Sun Yat-sen University Team Discovers Novel EBV Infection Receptor - A Breakthrough for Animal Model Development


2025-07-28 09:08:57 GMT+0800

Research Background

EBV, a gammaherpesvirus, infects over 90% of adults worldwide and is associated with various cancers and autoimmune diseases. While human B cells and epithelial cells are natural hosts, EBV cannot infect non-human cells, severely limiting research options. Previous work by Prof.
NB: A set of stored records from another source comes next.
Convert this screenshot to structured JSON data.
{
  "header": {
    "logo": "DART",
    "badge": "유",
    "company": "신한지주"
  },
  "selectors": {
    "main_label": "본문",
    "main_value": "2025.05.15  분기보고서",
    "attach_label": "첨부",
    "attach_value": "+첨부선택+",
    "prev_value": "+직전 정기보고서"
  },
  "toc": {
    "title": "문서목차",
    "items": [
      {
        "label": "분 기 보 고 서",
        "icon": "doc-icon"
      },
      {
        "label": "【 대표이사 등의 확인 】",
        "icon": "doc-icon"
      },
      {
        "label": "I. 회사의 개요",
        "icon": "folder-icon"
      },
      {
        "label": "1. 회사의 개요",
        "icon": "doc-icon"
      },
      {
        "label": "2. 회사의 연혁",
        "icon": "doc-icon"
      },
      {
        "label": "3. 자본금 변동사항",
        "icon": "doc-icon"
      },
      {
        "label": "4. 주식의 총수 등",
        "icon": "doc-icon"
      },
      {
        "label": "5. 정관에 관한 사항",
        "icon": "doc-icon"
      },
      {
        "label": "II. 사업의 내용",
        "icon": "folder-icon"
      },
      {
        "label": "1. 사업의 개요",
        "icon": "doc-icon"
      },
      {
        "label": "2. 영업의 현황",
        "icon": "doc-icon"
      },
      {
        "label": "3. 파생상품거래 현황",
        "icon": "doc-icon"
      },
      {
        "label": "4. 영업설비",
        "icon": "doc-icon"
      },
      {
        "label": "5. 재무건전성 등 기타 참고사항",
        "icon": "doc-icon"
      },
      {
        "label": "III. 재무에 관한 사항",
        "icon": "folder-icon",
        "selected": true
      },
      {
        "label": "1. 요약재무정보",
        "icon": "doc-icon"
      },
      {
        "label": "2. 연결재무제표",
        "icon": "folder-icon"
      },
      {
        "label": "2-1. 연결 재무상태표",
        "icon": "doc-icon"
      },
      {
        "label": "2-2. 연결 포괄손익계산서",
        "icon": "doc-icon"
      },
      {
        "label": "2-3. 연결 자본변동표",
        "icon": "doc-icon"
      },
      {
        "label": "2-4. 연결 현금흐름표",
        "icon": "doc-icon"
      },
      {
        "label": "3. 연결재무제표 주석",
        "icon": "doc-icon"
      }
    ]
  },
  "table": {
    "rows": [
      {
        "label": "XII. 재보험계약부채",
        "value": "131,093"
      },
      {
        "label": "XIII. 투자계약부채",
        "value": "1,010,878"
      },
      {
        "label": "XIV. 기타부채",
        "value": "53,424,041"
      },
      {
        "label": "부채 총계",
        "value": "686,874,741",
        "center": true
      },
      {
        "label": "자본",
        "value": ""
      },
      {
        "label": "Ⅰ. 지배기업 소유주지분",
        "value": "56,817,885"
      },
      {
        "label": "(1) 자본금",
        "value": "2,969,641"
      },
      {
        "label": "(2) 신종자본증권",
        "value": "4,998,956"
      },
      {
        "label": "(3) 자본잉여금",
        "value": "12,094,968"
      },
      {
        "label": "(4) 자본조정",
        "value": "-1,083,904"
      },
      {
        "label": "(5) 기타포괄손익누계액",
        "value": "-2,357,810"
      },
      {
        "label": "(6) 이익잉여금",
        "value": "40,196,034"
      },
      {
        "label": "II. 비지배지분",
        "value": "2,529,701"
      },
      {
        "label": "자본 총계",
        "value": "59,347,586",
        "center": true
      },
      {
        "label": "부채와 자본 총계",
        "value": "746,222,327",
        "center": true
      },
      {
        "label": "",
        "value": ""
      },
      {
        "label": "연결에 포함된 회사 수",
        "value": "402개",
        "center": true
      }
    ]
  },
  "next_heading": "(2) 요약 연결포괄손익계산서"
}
Zeng's team identified several EBV receptors (NMHC-IIA, NRP1, EphA2) and the universal receptor CD9AP, but the species barrier remained unexplained.

Key Findings

  1. DSC2 as the Missing Receptor: Through CRISPR and siRNA screening in HEK293 cells, researchers identified DSC2 as essential for EBV epithelial cell entry.

  2. Cross-Species Infection Enabled: Expression of human DSC2 in hamster cells (CHO-K1) rendered them susceptible to EBV infection.

  3. Molecular Mechanism:

    • DSC2's extracellular domain (preEC-EC2) directly binds EBV gH/gL glycoproteins

    • AlphaFold3 modeling predicted critical interaction sites confirmed by mutagenesis

    • DSC2 cooperates with EphA2 to complete viral entry

Research Impact

This study:

  • Solves the decades-long mystery of EBV's species specificity

  • Establishes EBV-susceptible rodent cell lines (CHO-DSC2)

  • Provides targets for blocking EBV infection

  • Enables development of animal models for:

    • Nasopharyngeal carcinoma

    • EBV-associated gastric cancer

    • Lymphomas

The team's creation of DSC2-expressing rodent cell lines represents a crucial step toward generating the first authentic EBV epithelial infection animal models, which will accelerate research into EBV-associated diseases and therapeutic development.

This work was supported by the National Key R&D Program and National Natural Science Foundation of China.

(For detailed experimental methods and data, please refer to the original publication in Nature Microbiology.)